Les républicains eux-mêmes étaient les premiers à conspirer la ruine de la république par leurs imprévoyances ou par leurs excès. Ils avaient commis l’irréparable faute de voter une constitution incohérente avec une assemblée unique, et de faire élire le président par le suffrage universel ébloui d’un nom populaire. Ils avaient, comme le leur disait Montalembert, « enfermé les deux pouvoirs dans une cage, dont la clé, rejetée au loin, ne pourrait plus se retrouver avant quatre ans. » Ils avaient condamné ces deux pouvoirs à se dévorer, — et maintenant ils se révoltaient contre leur œuvre, contre la fatalité qu’ils avaient créée ! Au lieu de former du moins une opposition légale, sérieuse, qui aurait pu limiter le mal, ils s’étaient jetés dans les violences, dans les complots, dans la sédition au 29 janvier, au 13 juin.
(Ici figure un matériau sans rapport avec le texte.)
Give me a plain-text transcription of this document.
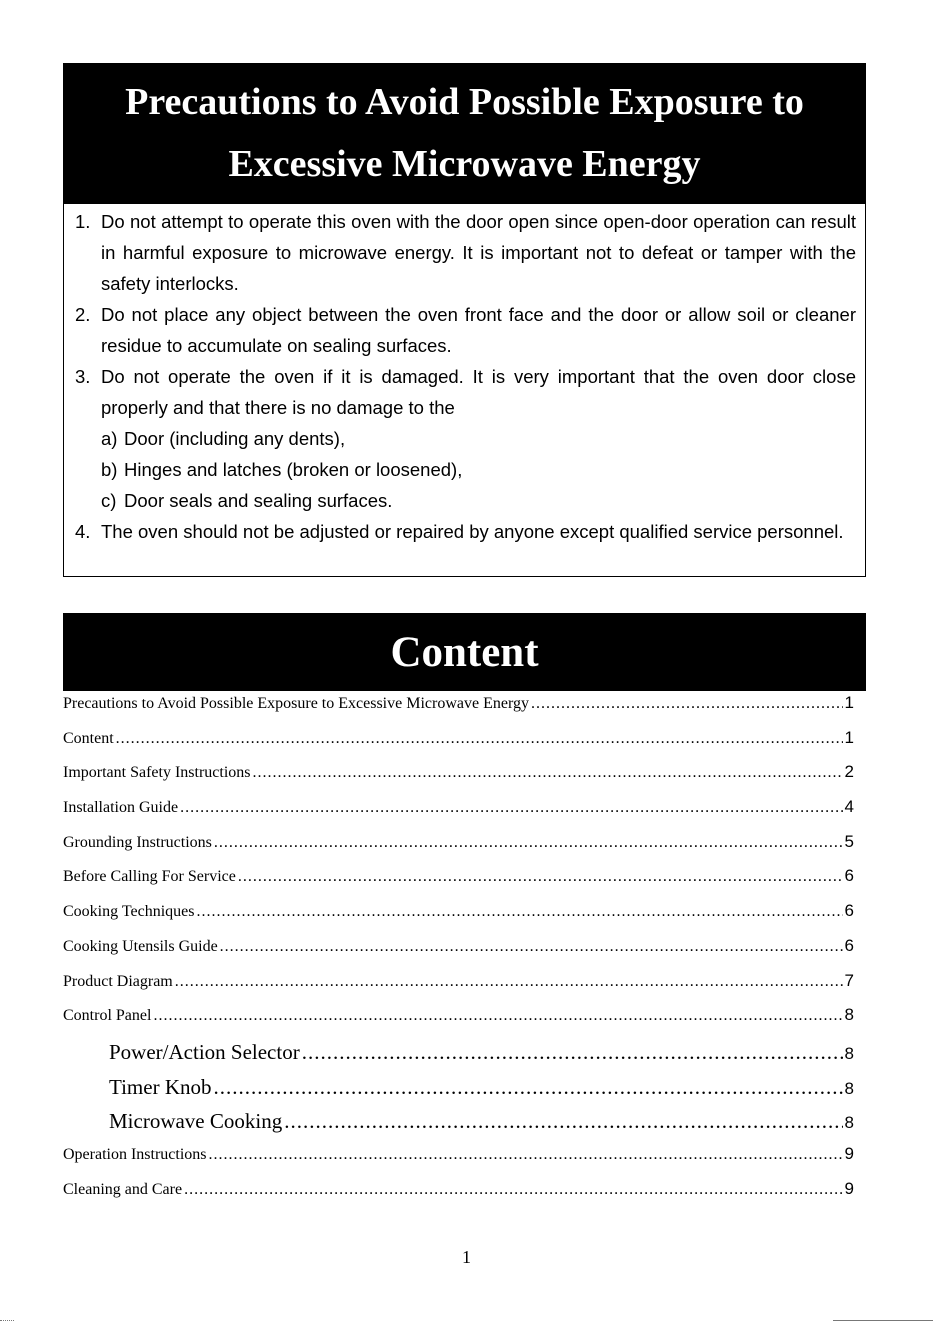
Precautions to Avoid Possible Exposure to
Excessive Microwave Energy
1. Do not attempt to operate this oven with the door open since open-door operation can result in harmful exposure to microwave energy. It is important not to defeat or tamper with the safety interlocks.
2. Do not place any object between the oven front face and the door or allow soil or cleaner residue to accumulate on sealing surfaces.
3. Do not operate the oven if it is damaged. It is very important that the oven door close properly and that there is no damage to the
a) Door (including any dents),
b) Hinges and latches (broken or loosened),
c) Door seals and sealing surfaces.
4. The oven should not be adjusted or repaired by anyone except qualified service personnel.
Content
Precautions to Avoid Possible Exposure to Excessive Microwave Energy .....	1
Content .....	1
Important Safety Instructions .....	2
Installation Guide .....	4
Grounding Instructions .....	5
Before Calling For Service .....	6
Cooking Techniques .....	6
Cooking Utensils Guide .....	6
Product Diagram .....	7
Control Panel .....	8
Power/Action Selector .....	8
Timer Knob .....	8
Microwave Cooking .....	8
Operation Instructions .....	9
Cleaning and Care .....	9
1
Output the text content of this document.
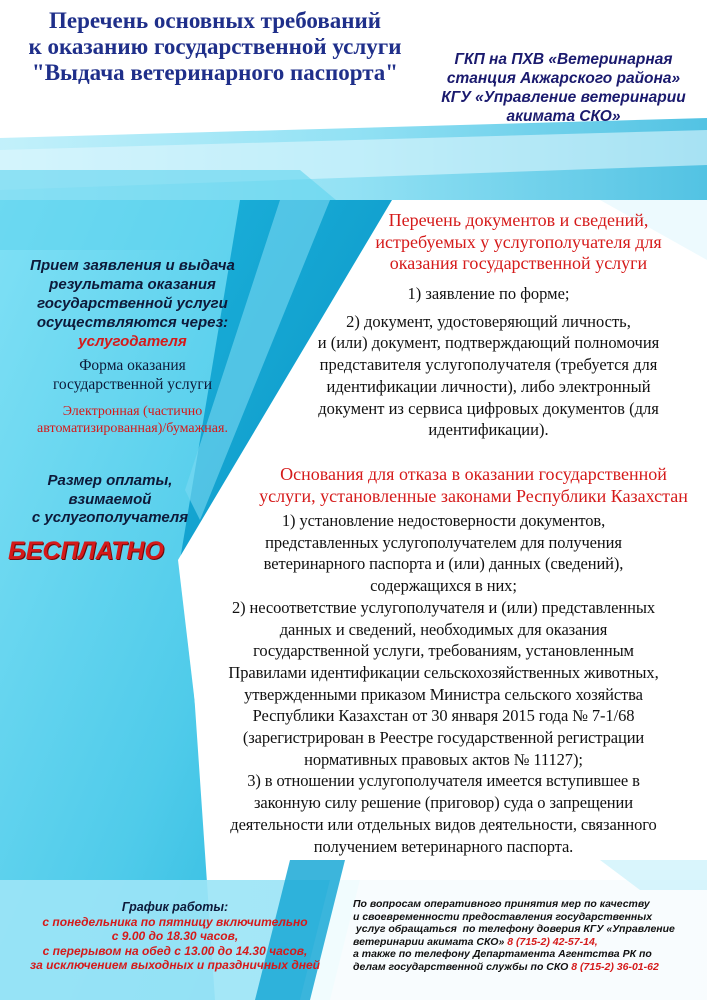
Перечень основных требований
к оказанию государственной услуги
"Выдача ветеринарного паспорта"
ГКП на ПХВ «Ветеринарная
станция Акжарского района»
КГУ «Управление ветеринарии
акимата СКО»
Прием заявления и выдача
результата оказания
государственной услуги
осуществляются через:
услугодателя
Форма оказания
государственной услуги
Электронная (частично
автоматизированная)/бумажная.
Размер оплаты,
взимаемой
с услугополучателя
БЕСПЛАТНО
Перечень документов и сведений,
истребуемых у услугополучателя для
оказания государственной услуги
1) заявление по форме;
2) документ, удостоверяющий личность,
и (или) документ, подтверждающий полномочия
представителя услугополучателя (требуется для
идентификации личности), либо электронный
документ из сервиса цифровых документов (для
идентификации).
Основания для отказа в оказании государственной
услуги, установленные законами Республики Казахстан
1) установление недостоверности документов,
представленных услугополучателем для получения
ветеринарного паспорта и (или) данных (сведений),
содержащихся в них;
2) несоответствие услугополучателя и (или) представленных
данных и сведений, необходимых для оказания
государственной услуги, требованиям, установленным
Правилами идентификации сельскохозяйственных животных,
утвержденными приказом Министра сельского хозяйства
Республики Казахстан от 30 января 2015 года № 7-1/68
(зарегистрирован в Реестре государственной регистрации
нормативных правовых актов № 11127);
3) в отношении услугополучателя имеется вступившее в
законную силу решение (приговор) суда о запрещении
деятельности или отдельных видов деятельности, связанного
получением ветеринарного паспорта.
График работы:
с понедельника по пятницу включительно
с 9.00 до 18.30 часов,
с перерывом на обед с 13.00 до 14.30 часов,
за исключением выходных и праздничных дней
По вопросам оперативного принятия мер по качеству
и своевременности предоставления государственных
услуг обращаться  по телефону доверия КГУ «Управление
ветеринарии акимата СКО» 8 (715-2) 42-57-14,
а также по телефону Департамента Агентства РК по
делам государственной службы по СКО 8 (715-2) 36-01-62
Ils avaient mérité que le général Cavaignac, dans sa loyauté, leur adressât en pleine assemblée cette sanglante apostrophe : « Si vous n’êtes pas parvenus à m’inspirer un sentiment de terreur, vous m’avez inspiré un sentiment de douleur, oui, de profonde douleur… Entre vous et nous, c’est à qui sert le mieux la république, n’est-ce pas ? Eh bien ! ma douleur, c’est que vous la servez bien mal. J’espère, pour le bonheur du pays, qu’elle n’est pas destinée à périr ; mais si nous étions condamnés à une pareille douleur, rappelez-vous bien que nous en accuserions vos exagérations et vos fureurs ! » Mais les républicains modérés comme le général Cavaignac avaient presque disparu ou ils n’étaient pas écoutés. Il n’y avait plus que des républicains socialistes, « montagnards, » qui passaient leur temps à enflammer les passions, à provoquer les représailles de la majorité conservatrice par leurs menaces, par leurs défis ou par leurs élections de démagogues, à effrayer le pays de cette date fatidique de 1852, au risque de donner la tentation de la supprimer ; ou bien, par une autre tactique, ils se tournaient vers l’hôte de l’Elysée, qu’ils essayaient gauchement de flatter, d’intéresser à leur cause en lui offrant leur appui. La haine du royalisme les rejetait vers le napoléonisme ! Ils faisaient ainsi les affaires du prétendant de l’Elysée ; ils ne faisaient pas sûrement les affaires de la république.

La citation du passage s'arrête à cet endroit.